Multi-label Classification. As shown in Table 4, our results also boost the performance of the student ResNet-34 (\(+2.02\)) on the MS COCO multi-label dataset, contrary to the negative impact caused by vanilla KD. Although the improvement may not be significant, considering the difficulty of this dataset and performance degradation of the vanilla KD, the result is still quite impressive.

Fig. 4.
figure 4

Ablation of the proposed Transpose strategy and Mask strategy on the PETA-zs dataset. The dark blue dashed line assumes the 1:1 trade-off between mA and F1. (Color figure online)

4.3 Ablation Study

To evaluate the effectiveness of the two proposed strategies, we conduct an ablation study by incorporating one of them into the vanilla KD method. The corresponding results are presented in Fig. 4. As discussed previously in Sect. 4.2, there exists a trade-off between mA and F1 scores in pedestrian attribute recognition. To provide a better visual representation, we assume an equal trade-off ratio of 1:1 and plot a dark blue dashed line. Under this assumption, points on the same line are considered equally effective. It can be seen that applying only one of our strategies can also improve the performance compared with vanilla KD, validating the effectiveness of the proposed two strategies.

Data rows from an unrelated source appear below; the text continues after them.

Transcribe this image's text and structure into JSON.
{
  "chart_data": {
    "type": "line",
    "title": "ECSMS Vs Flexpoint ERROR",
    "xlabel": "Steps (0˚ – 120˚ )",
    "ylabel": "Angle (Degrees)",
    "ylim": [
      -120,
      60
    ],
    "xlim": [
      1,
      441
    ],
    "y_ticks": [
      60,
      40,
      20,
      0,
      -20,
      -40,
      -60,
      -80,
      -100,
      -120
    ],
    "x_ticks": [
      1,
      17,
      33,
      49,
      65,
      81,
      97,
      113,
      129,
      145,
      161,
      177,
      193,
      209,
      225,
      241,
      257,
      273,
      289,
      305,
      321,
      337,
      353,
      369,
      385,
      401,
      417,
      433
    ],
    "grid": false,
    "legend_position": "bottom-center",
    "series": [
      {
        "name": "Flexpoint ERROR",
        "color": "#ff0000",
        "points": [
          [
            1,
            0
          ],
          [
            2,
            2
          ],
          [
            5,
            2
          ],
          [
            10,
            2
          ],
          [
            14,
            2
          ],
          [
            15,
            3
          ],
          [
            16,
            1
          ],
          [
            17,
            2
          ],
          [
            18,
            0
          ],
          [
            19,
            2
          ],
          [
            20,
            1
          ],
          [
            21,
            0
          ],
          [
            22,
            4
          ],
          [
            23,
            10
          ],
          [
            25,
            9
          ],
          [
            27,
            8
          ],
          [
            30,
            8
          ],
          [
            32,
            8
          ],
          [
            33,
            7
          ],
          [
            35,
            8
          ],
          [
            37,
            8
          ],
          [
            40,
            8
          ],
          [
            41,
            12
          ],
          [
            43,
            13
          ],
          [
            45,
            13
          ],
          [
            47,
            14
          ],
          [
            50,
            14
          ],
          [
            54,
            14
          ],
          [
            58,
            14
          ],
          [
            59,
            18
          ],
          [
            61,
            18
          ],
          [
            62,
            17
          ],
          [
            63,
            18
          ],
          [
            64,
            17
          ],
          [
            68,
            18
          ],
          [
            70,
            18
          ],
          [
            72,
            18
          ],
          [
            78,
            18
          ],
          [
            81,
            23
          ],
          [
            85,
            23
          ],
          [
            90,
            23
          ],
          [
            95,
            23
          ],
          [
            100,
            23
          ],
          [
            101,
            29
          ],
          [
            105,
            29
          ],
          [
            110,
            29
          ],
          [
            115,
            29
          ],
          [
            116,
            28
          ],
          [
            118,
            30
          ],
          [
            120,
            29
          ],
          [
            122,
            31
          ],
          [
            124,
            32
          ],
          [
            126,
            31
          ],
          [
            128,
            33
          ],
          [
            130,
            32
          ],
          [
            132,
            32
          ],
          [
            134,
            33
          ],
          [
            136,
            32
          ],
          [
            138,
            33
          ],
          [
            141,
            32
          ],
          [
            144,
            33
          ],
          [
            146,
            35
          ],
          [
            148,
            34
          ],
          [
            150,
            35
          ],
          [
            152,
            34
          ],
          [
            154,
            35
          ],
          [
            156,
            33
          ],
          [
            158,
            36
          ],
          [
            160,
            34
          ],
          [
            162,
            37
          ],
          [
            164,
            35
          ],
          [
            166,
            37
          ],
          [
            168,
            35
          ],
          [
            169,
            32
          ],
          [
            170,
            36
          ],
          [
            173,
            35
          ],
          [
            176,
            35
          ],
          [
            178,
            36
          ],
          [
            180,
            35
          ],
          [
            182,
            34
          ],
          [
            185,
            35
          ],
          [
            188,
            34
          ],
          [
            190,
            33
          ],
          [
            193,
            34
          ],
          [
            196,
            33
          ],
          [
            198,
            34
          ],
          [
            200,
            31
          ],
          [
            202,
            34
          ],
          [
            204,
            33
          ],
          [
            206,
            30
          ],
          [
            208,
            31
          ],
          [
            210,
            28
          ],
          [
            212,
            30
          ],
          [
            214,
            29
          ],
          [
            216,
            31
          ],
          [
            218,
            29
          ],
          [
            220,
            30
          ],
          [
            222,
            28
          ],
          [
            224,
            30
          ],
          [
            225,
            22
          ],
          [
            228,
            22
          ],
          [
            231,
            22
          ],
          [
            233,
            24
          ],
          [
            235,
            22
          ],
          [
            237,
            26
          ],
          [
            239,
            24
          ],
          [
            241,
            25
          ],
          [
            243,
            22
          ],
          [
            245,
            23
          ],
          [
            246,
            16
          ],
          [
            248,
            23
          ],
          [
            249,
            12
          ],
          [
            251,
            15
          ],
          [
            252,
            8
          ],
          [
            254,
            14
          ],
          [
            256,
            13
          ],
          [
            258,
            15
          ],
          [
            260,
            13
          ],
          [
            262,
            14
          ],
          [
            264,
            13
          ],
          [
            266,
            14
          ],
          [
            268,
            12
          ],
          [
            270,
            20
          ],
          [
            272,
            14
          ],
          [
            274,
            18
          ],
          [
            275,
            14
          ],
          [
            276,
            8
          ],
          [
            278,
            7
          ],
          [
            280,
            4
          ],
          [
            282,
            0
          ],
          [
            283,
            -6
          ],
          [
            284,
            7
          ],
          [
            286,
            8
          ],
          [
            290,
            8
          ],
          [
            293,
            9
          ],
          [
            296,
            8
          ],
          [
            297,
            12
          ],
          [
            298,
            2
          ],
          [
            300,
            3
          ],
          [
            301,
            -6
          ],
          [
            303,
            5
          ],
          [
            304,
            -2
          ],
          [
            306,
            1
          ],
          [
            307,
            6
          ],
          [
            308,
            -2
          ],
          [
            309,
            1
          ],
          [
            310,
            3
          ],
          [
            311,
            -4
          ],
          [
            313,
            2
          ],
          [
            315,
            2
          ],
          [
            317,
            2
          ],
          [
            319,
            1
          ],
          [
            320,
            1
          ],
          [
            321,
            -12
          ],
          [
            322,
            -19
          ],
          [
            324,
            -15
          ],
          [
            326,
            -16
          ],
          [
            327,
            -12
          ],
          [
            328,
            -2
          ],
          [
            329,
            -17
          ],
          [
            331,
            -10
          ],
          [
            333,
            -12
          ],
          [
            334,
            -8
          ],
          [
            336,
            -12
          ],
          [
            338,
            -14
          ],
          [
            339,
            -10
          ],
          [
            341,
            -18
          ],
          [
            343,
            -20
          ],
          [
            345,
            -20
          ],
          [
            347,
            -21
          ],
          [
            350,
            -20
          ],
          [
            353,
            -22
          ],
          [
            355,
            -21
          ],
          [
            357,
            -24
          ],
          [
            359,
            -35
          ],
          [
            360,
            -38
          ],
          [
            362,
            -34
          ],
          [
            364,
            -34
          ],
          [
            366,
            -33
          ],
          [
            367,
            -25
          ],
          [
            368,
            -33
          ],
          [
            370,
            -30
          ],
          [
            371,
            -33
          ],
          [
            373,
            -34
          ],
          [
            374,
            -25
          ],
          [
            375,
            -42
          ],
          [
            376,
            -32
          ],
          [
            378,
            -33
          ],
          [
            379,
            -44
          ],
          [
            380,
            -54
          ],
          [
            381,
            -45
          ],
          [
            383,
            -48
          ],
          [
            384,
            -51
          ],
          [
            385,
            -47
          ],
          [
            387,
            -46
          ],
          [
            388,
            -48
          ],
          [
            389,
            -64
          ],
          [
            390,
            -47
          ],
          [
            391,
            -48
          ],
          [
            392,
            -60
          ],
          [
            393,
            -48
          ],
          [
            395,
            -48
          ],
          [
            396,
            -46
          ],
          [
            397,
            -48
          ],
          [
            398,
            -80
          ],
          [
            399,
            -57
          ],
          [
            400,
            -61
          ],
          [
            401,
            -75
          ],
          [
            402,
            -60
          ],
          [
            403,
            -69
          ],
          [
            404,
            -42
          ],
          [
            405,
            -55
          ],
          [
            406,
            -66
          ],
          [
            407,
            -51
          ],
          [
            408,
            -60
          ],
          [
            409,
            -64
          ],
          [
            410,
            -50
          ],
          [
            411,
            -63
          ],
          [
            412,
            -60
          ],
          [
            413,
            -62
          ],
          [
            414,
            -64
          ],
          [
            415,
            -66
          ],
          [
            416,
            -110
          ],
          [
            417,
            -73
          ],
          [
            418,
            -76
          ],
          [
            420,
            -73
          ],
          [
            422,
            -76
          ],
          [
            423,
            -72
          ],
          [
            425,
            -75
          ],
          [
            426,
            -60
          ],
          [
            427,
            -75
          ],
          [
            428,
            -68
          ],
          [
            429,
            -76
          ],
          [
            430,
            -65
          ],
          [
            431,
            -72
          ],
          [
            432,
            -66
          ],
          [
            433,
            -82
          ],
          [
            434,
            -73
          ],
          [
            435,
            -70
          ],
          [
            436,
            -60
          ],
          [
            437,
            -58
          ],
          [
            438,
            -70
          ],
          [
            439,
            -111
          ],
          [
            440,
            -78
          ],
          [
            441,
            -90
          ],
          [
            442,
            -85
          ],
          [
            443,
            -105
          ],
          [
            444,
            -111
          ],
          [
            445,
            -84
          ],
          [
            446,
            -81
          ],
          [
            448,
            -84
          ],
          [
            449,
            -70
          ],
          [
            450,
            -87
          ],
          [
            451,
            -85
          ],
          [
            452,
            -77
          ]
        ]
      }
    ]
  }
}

And when used together in our TM-KD, the performance becomes even better.

5 Conclusion

In this paper, we analyze the logits in the single-label scene and the multi-label scene and then propose TM-KD (Transpose and Mask Knowledge Distillation), a simple and effective logit-base KD method for multi-attribute and multi-label classification. The proposed method is evaluated on five datasets of three tasks. While vanilla KD usually brings nearly no improvement and sometimes even degradation, TM-KD gets impressive and consistent results on all datasets, validating the effectiveness of TM-KD.